Menggali Keunikan Kuliner Natal Nusantara
Finnews.id – Perayaan Natal di Indonesia bukan hanya tentang dekorasi pohon dan lagu-lagu legendaris, tetapi juga ditandai dengan kekayaan kuliner yang berbeda-beda di setiap daerah.
Jika di banyak kota besar hidangan Natal didominasi oleh kue kering Eropa seperti Kastengel atau Nastar, sejumlah wilayah di Nusantara justru memiliki hidangan khas yang secara tradisional hanya muncul atau dimasak dalam jumlah besar saat periode liburan akhir tahun tiba.
Hidangan-hidangan ini menjadi simbol kumpul keluarga dan kedermawanan, sekaligus mempertegas identitas budaya lokal dalam merayakan sukacita Natal.

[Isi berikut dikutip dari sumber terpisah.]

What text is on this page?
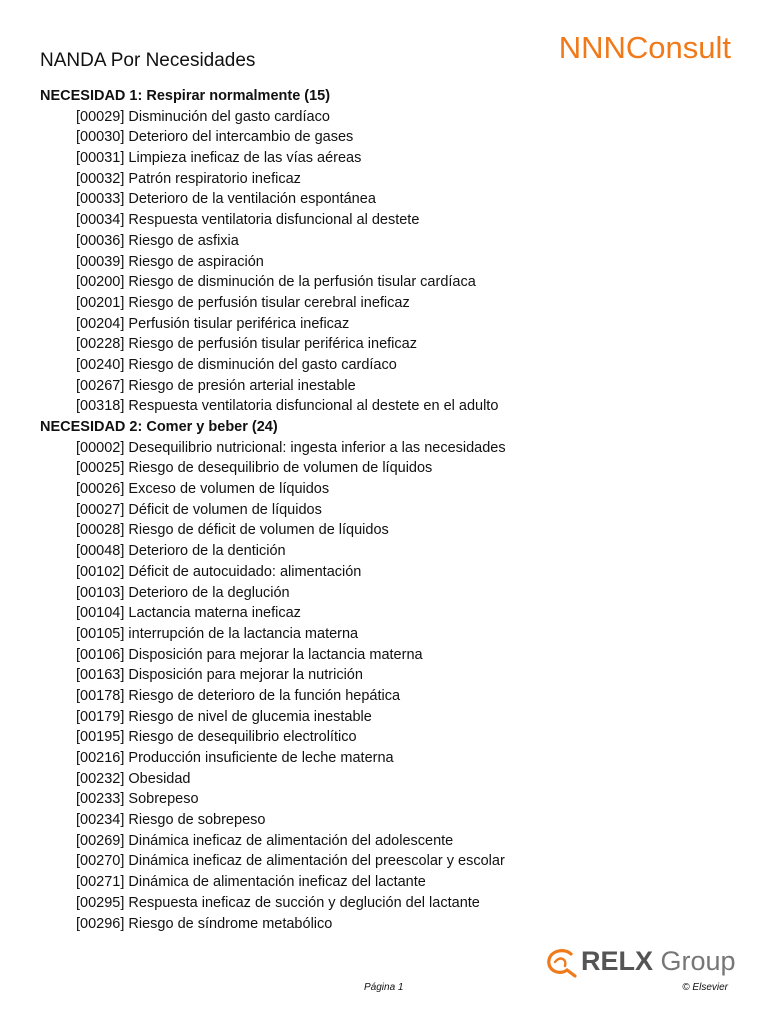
NANDA Por Necesidades	NNNConsult
NECESIDAD 1: Respirar normalmente (15)
[00029] Disminución del gasto cardíaco
[00030] Deterioro del intercambio de gases
[00031] Limpieza ineficaz de las vías aéreas
[00032] Patrón respiratorio ineficaz
[00033] Deterioro de la ventilación espontánea
[00034] Respuesta ventilatoria disfuncional al destete
[00036] Riesgo de asfixia
[00039] Riesgo de aspiración
[00200] Riesgo de disminución de la perfusión tisular cardíaca
[00201] Riesgo de perfusión tisular cerebral ineficaz
[00204] Perfusión tisular periférica ineficaz
[00228] Riesgo de perfusión tisular periférica ineficaz
[00240] Riesgo de disminución del gasto cardíaco
[00267] Riesgo de presión arterial inestable
[00318] Respuesta ventilatoria disfuncional al destete en el adulto
NECESIDAD 2: Comer y beber (24)
[00002] Desequilibrio nutricional: ingesta inferior a las necesidades
[00025] Riesgo de desequilibrio de volumen de líquidos
[00026] Exceso de volumen de líquidos
[00027] Déficit de volumen de líquidos
[00028] Riesgo de déficit de volumen de líquidos
[00048] Deterioro de la dentición
[00102] Déficit de autocuidado: alimentación
[00103] Deterioro de la deglución
[00104] Lactancia materna ineficaz
[00105] interrupción de la lactancia materna
[00106] Disposición para mejorar la lactancia materna
[00163] Disposición para mejorar la nutrición
[00178] Riesgo de deterioro de la función hepática
[00179] Riesgo de nivel de glucemia inestable
[00195] Riesgo de desequilibrio electrolítico
[00216] Producción insuficiente de leche materna
[00232] Obesidad
[00233] Sobrepeso
[00234] Riesgo de sobrepeso
[00269] Dinámica ineficaz de alimentación del adolescente
[00270] Dinámica ineficaz de alimentación del preescolar y escolar
[00271] Dinámica de alimentación ineficaz del lactante
[00295] Respuesta ineficaz de succión y deglución del lactante
[00296] Riesgo de síndrome metabólico
RELX Group
Página 1	© Elsevier
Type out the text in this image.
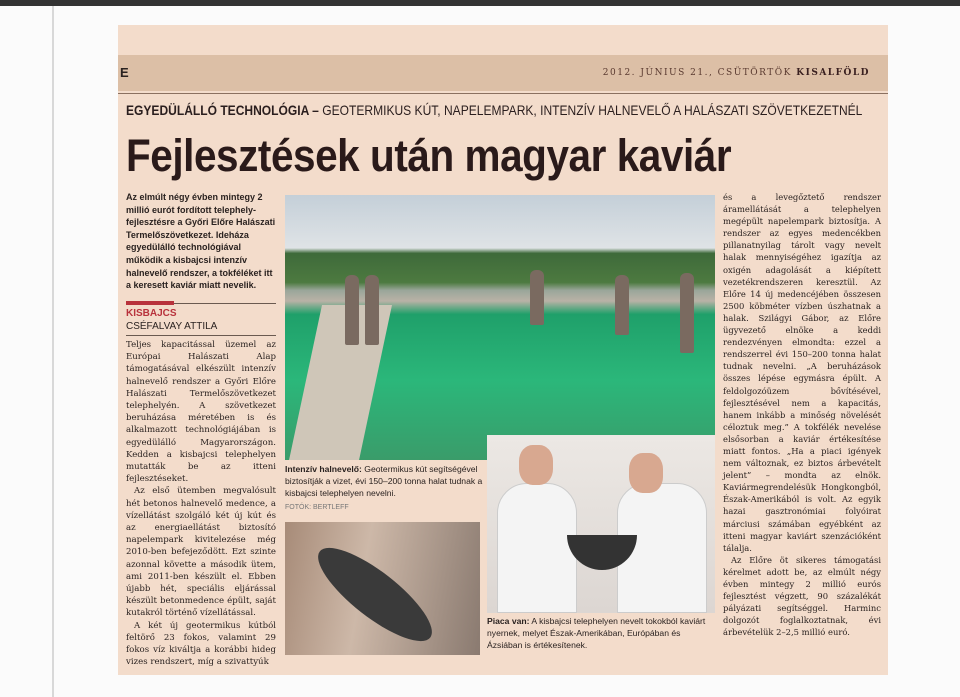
E	2012. JÚNIUS 21., CSÜTÖRTÖK KISALFÖLD
EGYEDÜLÁLLÓ TECHNOLÓGIA – GEOTERMIKUS KÚT, NAPELEMPARK, INTENZÍV HALNEVELŐ A HALÁSZATI SZÖVETKEZETNÉL
Fejlesztések után magyar kaviár
Az elmúlt négy évben mintegy 2 millió eurót fordított telephely-fejlesztésre a Győri Előre Halászati Termelőszövetkezet. Ideháza egyedülálló technológiával működik a kisbajcsi intenzív halnevelő rendszer, a tokféléket itt a keresett kaviár miatt nevelik.
KISBAJCS
CSÉFALVAY ATTILA

Teljes kapacitással üzemel az Európai Halászati Alap támogatásával elkészült intenzív halnevelő rendszer a Győri Előre Halászati Termelőszövetkezet telephelyén. A szövetkezet beruházása méretében is és alkalmazott technológiájában is egyedülálló Magyarországon. Kedden a kisbajcsi telephelyen mutatták be az itteni fejlesztéseket.

Az első ütemben megvalósult hét betonos halnevelő medence, a vízellátást szolgáló két új kút és az energiaellátást biztosító napelempark kivitelezése még 2010-ben befejeződött. Ezt szinte azonnal követte a második ütem, ami 2011-ben készült el. Ebben újabb hét, speciális eljárással készült betonmedence épült, saját kutakról történő vízellátással.

A két új geotermikus kútból feltörő 23 fokos, valamint 29 fokos víz kiváltja a korábbi hideg vizes rendszert, míg a szivattyúk

Intenzív halnevelő: Geotermikus kút segítségével biztosítják a vizet, évi 150–200 tonna halat tudnak a kisbajcsi telephelyen nevelni.
FOTÓK: BERTLEFF
Piaca van: A kisbajcsi telephelyen nevelt tokokból kaviárt nyernek, melyet Észak-Amerikában, Európában és Ázsiában is értékesítenek.

és a levegőztető rendszer áramellátását a telephelyen megépült napelempark biztosítja. A rendszer az egyes medencékben pillanatnyilag tárolt vagy nevelt halak mennyiségéhez igazítja az oxigén adagolását a kiépített vezetékrendszeren keresztül. Az Előre 14 új medencéjében összesen 2500 köbméter vízben úszhatnak a halak. Szilágyi Gábor, az Előre ügyvezető elnöke a keddi rendezvényen elmondta: ezzel a rendszerrel évi 150–200 tonna halat tudnak nevelni. „A beruházások összes lépése egymásra épült. A feldolgozóüzem bővítésével, fejlesztésével nem a kapacitás, hanem inkább a minőség növelését céloztuk meg.” A tokfélék nevelése elsősorban a kaviár értékesítése miatt fontos. „Ha a piaci igények nem változnak, ez biztos árbevételt jelent” – mondta az elnök. Kaviármegrendelésük Hongkongból, Észak-Amerikából is volt. Az egyik hazai gasztronómiai folyóirat márciusi számában egyébként az itteni magyar kaviárt szenzációként tálalja.

Az Előre öt sikeres támogatási kérelmet adott be, az elmúlt négy évben mintegy 2 millió eurós fejlesztést végzett, 90 százalékát pályázati segítséggel. Harminc dolgozót foglalkoztatnak, évi árbevételük 2–2,5 millió euró.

Apa saja kue Natal khas Indonesia yang nongol saat akhir tahun, yuk simak:
1. Kue Lampu-Lampu: Manisnya Warisan Kuno dari Manado
Di Sulawesi Utara, khususnya Manado dan sekitarnya, Natal tidak akan lengkap tanpa kehadiran Kue Lampu-Lampu. Kue basah yang unik ini menawarkan rasa manis, gurih, dan aroma khas yang berasal dari proses pengolahan tradisional.
Kue Lampu-Lampu dibuat dengan cara dikukus dan disajikan dalam wadah daun pisang yang dibentuk takir (mangkuk kecil). Warna hijaunya yang alami dan teksturnya yang lembut menjadikannya hidangan penutup yang disukai semua usia.
Proses pembuatan kue ini melibatkan pencampuran sempurna antara tepung beras dan santan kental yang dimasak dengan gula merah atau gula aren. Adonan ini kemudian dicetak di dalam takir daun pisang sebelum akhirnya dikukus hingga matang. Kombinasi gula aren dan santan inilah yang memberikan rasa manis yang autentik dan beraroma.
2. Poporcis: Donat Rempah Penuh Semangat dari Maluku
Bagi masyarakat Maluku, khususnya di Ambon, Poporcis adalah camilan wajib yang selalu disiapkan untuk menyambut tamu yang datang berkunjung. Poporcis adalah jenis roti goreng atau donat khas Maluku yang memiliki tekstur padat di luar dan lembut di dalam.
Poporcis secara tradisional dibuat dalam jumlah sangat besar karena tradisi di Maluku mewajibkan tuan rumah untuk menyajikan makanan terbaik mereka kepada setiap tamu yang datang selama perayaan Natal.
Poporcis dibuat dari adonan yang menggunakan tepung terigu, telur, dan gula, tetapi keunikannya terletak pada penambahan rempah-rempah seperti bubuk kayu manis dan kadang-kadang sedikit pala.
Setelah adonan dibuat dan dibentuk mirip donat tanpa lubang, Poporcis kemudian digoreng hingga berwarna coklat keemasan. Hasilnya adalah camilan hangat yang aroma rempahnya sangat cocok dengan suasana Natal.
3. Babi Guling: Hidangan Puncak Perayaan Bali dan NTT
Meskipun Babi Guling (atau Se’i pada variasi di NTT) adalah hidangan yang dapat ditemukan sepanjang tahun, perannya sebagai hidangan puncak perayaan Natal di komunitas Kristen di Bali dan Nusa Tenggara Timur (NTT) tidak dapat digantikan.
Hidangan ini melambangkan kelimpahan dan kegembiraan. Proses memasak Babi Guling yang memakan waktu lama dan sering melibatkan seluruh anggota keluarga menjadi tradisi komunal yang sangat penting di masa liburan.
Kekhasan rasa Babi Guling ditentukan oleh bumbu rahasia yang dikenal sebagai Basa Genep (bumbu dasar Bali) atau rempah-rempah lokal lainnya. Bumbu ini terdiri dari kunyit, jahe, lengkuas, cabai, dan bawang yang diblender dan dioleskan ke seluruh permukaan daging dan rongga perut.
Daging kemudian dipanggang atau diguling di atas bara api selama berjam-jam hingga kulitnya menghasilkan tekstur renyah dan bumbu meresap sempurna.
Keberadaan ketiga hidangan ini menegaskan bahwa perayaan Natal di Indonesia adalah perpaduan harmonis antara iman universal dan kekayaan tradisi kuliner regional.